Flash drives are known to have latency issues. The requirement to erase and program large blocks – even for small writes – means that if the drive runs out of free blocks a 50+ ms delay is possible while garbage collection works to provide one.

Since free blocks are used up in write intensive operations these slow downs occur when the system is busiest and rapid response critical – hence “write cliff.” Vendors understand the problem and take measures to reduce or eliminate the free block exhaustion problem.

Update: This is another in a series of posts on SSDs. The first, Are SSD-based arrays a bad idea? garnered some industry responses. The second, SSD arrays: limits of architectural critiques was a response to one of those from Howard Marks. I use the term SSD in a narrow sense to refer to flash drives packaged in standard SATA/SAS disk drive form factors rather than, for example, the flash DIMM design of the Sun F5100.

In theory, one would expect little difference between flash packaged as DIMMs or as disks. But this TPC-C data shows that the packaging makes a difference. End update.

So how’s that work in the real life?
Defining “real life” as audited TPC-C benchmarks simplifies things. While there’s wiggle room in the process – who would configure a real-world system with 4000 LUNS? – the basics are the same for everyone.

I took a look at the results from the last couple of years – all included SSDs except for the HP DL370 G6 (whose performance was competitive) – to see if any conclusions could be drawn about SSD performance. Focusing on the 2 most common transactions – New-Order and Payment – I graphed the results for the tested systems. The 2 non-SSD systems used either Sun’s F5100 or Violin Memory arrays.

The numbers measure how long it takes to complete a transaction that is typically made up of 10 or more I/Os. Thus small differences in I/O latency start adding up.

In the graphs the systems that primarily use flash in non-SSD form factors are marked with an asterisk. The non-SSD flash storage comes from either Sun/Oracle or Violin Memory.

Let’s start with average response times.

Now let’s look at 90th percentile response times. I use different colors to alert readers to the fact that the scales are different: although all measurements are in seconds, the number of seconds varies on the X axis varies.

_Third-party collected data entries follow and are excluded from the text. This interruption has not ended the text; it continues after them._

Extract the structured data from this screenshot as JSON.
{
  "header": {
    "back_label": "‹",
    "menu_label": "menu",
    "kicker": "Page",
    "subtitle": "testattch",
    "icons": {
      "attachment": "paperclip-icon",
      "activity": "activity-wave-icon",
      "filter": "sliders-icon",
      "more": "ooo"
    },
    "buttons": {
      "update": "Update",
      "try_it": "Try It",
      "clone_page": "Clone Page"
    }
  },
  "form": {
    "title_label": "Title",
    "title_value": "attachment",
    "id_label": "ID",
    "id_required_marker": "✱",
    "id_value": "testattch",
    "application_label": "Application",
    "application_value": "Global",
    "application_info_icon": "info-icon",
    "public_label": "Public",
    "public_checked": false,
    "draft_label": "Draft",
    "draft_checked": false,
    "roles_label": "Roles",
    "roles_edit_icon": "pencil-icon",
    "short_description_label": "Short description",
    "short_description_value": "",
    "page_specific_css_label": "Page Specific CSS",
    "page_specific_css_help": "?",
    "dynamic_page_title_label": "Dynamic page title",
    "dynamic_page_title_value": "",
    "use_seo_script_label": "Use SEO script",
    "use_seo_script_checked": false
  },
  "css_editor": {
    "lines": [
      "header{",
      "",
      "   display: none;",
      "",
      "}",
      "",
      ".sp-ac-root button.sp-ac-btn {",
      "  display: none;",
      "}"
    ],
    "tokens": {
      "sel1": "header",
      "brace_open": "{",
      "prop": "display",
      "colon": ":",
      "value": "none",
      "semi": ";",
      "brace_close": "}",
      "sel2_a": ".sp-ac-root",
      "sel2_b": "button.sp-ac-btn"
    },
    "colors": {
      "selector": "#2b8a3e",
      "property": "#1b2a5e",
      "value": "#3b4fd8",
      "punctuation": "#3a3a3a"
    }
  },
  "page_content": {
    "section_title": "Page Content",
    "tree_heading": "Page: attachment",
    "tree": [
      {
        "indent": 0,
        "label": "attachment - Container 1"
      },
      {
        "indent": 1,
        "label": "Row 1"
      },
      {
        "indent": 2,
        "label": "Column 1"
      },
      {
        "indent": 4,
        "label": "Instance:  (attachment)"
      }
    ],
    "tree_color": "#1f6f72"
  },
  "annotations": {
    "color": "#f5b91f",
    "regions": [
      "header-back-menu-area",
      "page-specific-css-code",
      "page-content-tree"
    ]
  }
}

Now here are the maximum latency times. Note that some systems go out to more than 80 seconds.

The StorageMojo take
It appears that with glaring exception of the SPARC Cluster, the 3 systems with the lowest latency at the average, 90th percentile and maximum response times do not use SSDs. Some SSD-based systems equal or exceed the non-SSD systems at some points, but overall the non-SSD systems seem to have an important latency advantage.

What about the SPARC Cluster? Since the SPARC Cluster uses the same storage as the much lower latency SunFire, it is likely the issue is with the cluster, not the storage. Perhaps someone can run DTrace and figure it out.

What does this mean? While correlation does not prove causation, the results suggest that the behavior we expect from SSDs – the write cliff – is seen in real life. If so, it means that the current measures taken by vendors aren’t solving the problem.

Of course, if we didn’t have non-SSD flash storage there wouldn’t be a “problem.” We’d just be comparing performance, thankful that we had an option to disk arrays. But since we are going to flash, shouldn’t we have the fastest flash?

But I’m open to hearing other views on these observed differences. What else could explain these results?

Courteous comments welcome, of course. I’ve been doing some work for Violin Memory.